In short, most reality shows are set up to use music libraries rather than license actual music. The Hollywood Reporter gracefully broke down how that process works in an interview with former Laguna Beach and The Hills showrunner Adam DiVello, the current showrunner for Selling Sunset. Twenty-ish years ago, when he was working on the MTV shows, the network had it in their licensing agreements with labels that it was allowed to use any song a video was submitted for in the soundtrack of their shows for a minimal fee. As major label groups renegotiated, and indie labels objected because they were getting a lot more money from The OC and Grey’s Anatomy, it became more than the budget of a reality show could bear to license real music. So, the network began creating a music library. And it set the tone for the whole industry: now using libraries that license what’s known as bed music. And as time has gone on, it’s become more and more common for these unknown library artists to get prime placements and long needle drops (industry speak for when a song plays) in reality shows.

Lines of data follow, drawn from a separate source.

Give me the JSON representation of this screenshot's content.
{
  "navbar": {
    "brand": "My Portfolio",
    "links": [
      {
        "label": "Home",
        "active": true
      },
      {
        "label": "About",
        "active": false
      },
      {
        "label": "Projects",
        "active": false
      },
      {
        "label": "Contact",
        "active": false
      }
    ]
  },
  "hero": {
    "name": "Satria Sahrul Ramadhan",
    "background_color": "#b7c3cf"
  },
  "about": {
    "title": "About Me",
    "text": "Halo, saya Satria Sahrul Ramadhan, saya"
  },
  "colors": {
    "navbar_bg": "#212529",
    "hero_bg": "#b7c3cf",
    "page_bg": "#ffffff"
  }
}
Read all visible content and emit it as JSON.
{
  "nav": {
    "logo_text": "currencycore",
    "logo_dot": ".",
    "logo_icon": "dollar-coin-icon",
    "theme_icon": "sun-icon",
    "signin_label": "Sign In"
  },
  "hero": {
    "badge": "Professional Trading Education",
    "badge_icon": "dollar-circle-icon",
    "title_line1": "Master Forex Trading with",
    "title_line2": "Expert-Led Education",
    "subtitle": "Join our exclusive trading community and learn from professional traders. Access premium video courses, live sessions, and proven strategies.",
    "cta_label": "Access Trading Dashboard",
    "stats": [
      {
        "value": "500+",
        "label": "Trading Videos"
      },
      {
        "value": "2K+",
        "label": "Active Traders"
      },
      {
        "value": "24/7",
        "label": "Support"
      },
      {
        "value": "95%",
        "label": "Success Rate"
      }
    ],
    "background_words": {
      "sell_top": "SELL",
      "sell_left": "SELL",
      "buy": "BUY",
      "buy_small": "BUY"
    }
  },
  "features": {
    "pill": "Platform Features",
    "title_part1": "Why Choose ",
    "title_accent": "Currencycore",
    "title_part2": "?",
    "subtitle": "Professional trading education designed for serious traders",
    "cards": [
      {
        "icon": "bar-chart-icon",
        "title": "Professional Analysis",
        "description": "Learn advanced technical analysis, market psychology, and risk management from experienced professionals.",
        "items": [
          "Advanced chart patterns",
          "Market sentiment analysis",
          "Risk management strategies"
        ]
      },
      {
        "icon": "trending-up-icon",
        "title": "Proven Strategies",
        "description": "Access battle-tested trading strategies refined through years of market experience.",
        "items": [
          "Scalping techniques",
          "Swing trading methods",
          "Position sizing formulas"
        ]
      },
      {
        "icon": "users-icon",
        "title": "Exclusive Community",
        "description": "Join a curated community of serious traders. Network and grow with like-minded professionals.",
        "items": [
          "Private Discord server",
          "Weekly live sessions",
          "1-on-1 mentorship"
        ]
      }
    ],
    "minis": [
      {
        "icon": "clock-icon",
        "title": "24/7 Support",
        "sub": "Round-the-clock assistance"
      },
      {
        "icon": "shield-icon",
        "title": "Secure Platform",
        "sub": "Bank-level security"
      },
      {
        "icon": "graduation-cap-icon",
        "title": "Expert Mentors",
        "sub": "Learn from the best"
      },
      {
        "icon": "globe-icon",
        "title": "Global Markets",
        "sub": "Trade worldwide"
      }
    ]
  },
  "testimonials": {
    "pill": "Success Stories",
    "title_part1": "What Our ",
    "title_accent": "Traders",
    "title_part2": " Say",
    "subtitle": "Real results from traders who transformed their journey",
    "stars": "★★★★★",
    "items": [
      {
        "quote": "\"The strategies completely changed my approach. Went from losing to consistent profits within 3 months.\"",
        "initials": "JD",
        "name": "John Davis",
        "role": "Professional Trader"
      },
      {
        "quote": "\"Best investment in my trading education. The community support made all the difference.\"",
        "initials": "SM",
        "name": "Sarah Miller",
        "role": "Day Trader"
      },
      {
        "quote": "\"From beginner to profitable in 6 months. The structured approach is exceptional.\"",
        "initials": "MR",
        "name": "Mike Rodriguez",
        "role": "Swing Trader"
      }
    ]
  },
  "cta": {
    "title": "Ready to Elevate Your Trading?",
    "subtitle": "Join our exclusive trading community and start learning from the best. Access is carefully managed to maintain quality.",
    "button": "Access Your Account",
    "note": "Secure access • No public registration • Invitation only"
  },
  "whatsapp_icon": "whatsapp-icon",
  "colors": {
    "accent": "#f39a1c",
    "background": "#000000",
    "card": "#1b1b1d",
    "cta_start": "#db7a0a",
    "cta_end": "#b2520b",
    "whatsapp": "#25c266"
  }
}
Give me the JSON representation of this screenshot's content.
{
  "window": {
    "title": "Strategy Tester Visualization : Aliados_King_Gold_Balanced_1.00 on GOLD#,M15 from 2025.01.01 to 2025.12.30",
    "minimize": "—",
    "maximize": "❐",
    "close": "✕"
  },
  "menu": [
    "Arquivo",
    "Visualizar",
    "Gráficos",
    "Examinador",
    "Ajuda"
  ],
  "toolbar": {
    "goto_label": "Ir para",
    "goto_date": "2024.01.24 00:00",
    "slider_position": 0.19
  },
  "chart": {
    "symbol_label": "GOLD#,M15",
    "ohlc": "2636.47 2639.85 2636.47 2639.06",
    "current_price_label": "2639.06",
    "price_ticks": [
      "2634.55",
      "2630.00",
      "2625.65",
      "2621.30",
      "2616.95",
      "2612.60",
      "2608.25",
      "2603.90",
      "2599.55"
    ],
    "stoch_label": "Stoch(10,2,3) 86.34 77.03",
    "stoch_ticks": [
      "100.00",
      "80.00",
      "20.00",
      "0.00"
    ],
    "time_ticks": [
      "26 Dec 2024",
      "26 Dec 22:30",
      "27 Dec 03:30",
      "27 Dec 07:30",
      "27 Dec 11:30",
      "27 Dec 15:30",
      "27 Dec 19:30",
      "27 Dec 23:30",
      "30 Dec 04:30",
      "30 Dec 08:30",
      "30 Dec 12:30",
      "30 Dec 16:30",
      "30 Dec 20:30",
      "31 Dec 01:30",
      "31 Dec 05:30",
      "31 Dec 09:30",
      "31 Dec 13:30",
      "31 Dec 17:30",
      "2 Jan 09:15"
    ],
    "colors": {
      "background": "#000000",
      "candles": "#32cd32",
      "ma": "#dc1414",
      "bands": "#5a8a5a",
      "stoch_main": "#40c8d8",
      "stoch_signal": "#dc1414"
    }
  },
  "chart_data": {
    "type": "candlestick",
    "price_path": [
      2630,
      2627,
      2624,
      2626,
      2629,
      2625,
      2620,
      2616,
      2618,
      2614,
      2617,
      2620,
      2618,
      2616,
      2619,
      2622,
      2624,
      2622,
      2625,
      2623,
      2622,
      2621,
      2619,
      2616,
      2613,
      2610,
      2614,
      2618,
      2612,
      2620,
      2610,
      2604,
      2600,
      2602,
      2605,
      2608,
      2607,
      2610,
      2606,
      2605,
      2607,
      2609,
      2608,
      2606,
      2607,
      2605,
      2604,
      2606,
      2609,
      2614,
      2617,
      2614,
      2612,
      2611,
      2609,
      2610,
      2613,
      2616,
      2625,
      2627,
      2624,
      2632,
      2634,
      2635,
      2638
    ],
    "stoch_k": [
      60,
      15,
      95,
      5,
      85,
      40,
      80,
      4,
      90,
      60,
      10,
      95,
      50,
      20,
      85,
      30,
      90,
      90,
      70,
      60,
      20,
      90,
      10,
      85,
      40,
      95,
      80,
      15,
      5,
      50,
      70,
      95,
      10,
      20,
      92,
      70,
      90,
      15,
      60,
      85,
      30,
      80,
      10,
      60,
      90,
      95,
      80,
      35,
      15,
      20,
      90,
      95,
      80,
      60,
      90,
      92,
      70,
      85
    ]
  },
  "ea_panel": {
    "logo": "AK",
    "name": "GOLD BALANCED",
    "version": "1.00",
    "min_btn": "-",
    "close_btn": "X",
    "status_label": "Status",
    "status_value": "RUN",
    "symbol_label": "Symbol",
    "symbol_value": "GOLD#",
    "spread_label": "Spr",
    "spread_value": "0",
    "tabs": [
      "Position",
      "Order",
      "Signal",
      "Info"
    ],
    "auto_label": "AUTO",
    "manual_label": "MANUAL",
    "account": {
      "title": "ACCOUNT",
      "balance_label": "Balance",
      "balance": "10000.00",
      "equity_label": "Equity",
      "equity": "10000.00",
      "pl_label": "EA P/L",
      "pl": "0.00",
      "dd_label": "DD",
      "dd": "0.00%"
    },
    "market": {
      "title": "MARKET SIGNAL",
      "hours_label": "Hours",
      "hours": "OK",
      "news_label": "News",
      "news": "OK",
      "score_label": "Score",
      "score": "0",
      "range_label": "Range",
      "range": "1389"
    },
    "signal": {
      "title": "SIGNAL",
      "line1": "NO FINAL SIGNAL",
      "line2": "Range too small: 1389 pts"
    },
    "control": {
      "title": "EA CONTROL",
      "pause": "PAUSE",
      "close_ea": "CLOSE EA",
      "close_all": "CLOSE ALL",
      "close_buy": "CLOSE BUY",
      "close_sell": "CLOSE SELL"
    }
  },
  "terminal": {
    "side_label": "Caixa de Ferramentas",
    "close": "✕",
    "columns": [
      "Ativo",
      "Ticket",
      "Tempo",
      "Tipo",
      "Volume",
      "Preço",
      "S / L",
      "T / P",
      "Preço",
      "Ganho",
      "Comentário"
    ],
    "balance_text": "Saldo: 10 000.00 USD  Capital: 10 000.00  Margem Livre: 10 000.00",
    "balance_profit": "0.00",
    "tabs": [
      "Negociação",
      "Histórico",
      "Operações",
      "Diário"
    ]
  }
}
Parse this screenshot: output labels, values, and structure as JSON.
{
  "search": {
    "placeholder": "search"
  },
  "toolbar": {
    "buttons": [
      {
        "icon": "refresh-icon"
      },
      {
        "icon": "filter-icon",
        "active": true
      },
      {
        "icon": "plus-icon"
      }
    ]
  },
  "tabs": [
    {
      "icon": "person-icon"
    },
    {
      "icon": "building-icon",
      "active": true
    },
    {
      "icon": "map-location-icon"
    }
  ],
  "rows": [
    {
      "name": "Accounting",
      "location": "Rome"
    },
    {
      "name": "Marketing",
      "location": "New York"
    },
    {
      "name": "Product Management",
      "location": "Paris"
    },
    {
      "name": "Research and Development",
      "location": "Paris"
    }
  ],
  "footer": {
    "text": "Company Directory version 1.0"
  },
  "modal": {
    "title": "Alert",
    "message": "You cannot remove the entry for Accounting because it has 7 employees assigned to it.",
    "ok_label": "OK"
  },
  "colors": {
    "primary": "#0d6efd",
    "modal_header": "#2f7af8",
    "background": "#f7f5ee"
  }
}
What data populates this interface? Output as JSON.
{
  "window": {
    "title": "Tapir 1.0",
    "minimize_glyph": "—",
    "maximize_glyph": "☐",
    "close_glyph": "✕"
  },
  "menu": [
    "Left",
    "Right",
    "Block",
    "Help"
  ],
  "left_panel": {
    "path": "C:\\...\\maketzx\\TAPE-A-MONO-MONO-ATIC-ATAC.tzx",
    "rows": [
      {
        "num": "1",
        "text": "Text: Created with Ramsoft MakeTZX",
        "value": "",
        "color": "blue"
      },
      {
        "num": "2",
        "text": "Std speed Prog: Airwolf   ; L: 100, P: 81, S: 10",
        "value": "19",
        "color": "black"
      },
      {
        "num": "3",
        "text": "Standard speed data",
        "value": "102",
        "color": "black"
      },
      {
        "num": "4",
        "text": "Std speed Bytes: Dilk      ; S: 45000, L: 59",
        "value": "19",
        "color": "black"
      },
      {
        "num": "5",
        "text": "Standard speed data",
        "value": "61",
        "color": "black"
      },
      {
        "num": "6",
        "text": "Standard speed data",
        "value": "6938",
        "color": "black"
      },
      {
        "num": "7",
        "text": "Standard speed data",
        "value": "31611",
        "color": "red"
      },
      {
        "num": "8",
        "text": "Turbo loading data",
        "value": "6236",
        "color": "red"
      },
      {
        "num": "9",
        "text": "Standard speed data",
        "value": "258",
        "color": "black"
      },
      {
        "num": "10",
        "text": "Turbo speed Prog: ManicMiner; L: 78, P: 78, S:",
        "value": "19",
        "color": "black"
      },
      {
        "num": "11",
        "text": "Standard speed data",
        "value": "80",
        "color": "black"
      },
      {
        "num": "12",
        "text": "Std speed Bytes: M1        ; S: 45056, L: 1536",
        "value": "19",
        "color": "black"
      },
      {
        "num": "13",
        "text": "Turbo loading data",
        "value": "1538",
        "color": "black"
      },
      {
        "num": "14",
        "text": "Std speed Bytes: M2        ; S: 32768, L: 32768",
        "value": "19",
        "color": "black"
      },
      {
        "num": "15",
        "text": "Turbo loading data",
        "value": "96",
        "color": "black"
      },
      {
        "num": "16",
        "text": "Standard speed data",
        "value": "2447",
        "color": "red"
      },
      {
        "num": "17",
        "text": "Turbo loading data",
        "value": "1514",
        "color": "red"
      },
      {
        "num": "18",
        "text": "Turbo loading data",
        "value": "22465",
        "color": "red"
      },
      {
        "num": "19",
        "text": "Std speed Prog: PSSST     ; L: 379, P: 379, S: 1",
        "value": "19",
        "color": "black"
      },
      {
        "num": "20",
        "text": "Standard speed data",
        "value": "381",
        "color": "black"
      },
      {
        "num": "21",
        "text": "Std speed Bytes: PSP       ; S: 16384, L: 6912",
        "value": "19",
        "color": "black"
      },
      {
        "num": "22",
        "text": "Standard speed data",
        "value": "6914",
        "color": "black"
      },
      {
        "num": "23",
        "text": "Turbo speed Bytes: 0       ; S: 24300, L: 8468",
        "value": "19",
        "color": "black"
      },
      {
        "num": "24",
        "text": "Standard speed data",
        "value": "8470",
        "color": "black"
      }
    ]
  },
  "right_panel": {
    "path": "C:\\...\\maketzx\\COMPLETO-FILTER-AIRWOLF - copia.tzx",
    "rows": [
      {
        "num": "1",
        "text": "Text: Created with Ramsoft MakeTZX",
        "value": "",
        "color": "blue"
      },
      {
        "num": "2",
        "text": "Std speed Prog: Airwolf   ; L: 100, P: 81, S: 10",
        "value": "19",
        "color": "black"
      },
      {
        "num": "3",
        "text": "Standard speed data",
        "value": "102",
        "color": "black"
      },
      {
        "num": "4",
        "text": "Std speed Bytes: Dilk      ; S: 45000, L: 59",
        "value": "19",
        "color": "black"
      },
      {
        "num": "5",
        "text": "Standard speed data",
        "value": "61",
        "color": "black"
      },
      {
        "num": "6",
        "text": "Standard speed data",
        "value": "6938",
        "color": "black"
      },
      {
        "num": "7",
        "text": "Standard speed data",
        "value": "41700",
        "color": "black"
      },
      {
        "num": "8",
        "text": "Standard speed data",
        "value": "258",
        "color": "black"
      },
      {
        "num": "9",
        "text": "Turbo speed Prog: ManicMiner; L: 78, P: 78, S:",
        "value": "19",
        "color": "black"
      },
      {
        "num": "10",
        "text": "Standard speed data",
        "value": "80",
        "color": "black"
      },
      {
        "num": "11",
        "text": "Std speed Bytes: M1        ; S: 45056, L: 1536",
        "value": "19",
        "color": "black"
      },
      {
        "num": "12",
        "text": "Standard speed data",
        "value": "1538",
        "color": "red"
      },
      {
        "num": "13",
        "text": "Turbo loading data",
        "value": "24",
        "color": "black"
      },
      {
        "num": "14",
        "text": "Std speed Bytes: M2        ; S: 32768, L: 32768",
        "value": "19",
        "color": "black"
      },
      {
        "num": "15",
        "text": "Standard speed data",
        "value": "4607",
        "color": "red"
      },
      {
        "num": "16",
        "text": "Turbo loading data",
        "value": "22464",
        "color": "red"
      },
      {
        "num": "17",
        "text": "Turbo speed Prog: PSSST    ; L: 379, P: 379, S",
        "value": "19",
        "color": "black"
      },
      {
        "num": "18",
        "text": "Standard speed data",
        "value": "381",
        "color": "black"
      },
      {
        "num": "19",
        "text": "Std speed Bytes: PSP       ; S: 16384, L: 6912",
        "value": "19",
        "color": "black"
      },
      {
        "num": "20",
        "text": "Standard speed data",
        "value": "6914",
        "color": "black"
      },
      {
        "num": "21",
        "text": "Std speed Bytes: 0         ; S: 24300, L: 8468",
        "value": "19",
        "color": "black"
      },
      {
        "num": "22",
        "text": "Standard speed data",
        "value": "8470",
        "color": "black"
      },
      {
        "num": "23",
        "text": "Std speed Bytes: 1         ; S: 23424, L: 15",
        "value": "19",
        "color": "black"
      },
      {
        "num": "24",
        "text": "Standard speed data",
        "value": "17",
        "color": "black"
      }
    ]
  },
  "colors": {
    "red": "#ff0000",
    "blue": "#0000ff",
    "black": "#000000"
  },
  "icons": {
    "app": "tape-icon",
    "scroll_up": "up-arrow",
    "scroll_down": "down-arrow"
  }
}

Those extended placements have bands and labels hungry again. Polygon noted that Coldplay got in on the Love Is Blind season 3 action this year, licensing their song “Biutyful” partly because the show does such long needle drops. The Kardashians will license a track from the Billboard Hot 100 from time to time, which has been the blueprint of their reality history from nearly the beginning. But otherwise, we’re getting a bunch of music that’s cheesy on purpose to soundtrack TV that executives like and continue to green light because the production budget is so low.

Musicians lose on all fronts in this scenario. Those library artists who create tracks earn a flat fee for licensing their music, and it can be as low as hundreds of dollars for a use — or even one dollar. If the show airs on cable or network TV, they can collect money from the performing rights organization (PRO) that represents them, with fees in the low thousands, depending on when and on what network it aired and for what duration. But that’s not enough — it’s nowhere near the tens or hundreds of thousands that music licensed through a label or agency would cost. And we have yet to see a career launched from a reality TV show placement. If it’s not creating social cache and delivering anything to the discourse — and we all think it’s kind of dumb — what is the point?

This model is also not doing any favors for working-class musicians. And is it just happening because production companies are being cheap? It’s time to ratchet up the budget, take a chance on some up-and-coming artists, and make some careers.

Some of the artists covered here are Warner Music artists. Uproxx is an independent subsidiary of Warner Music Group.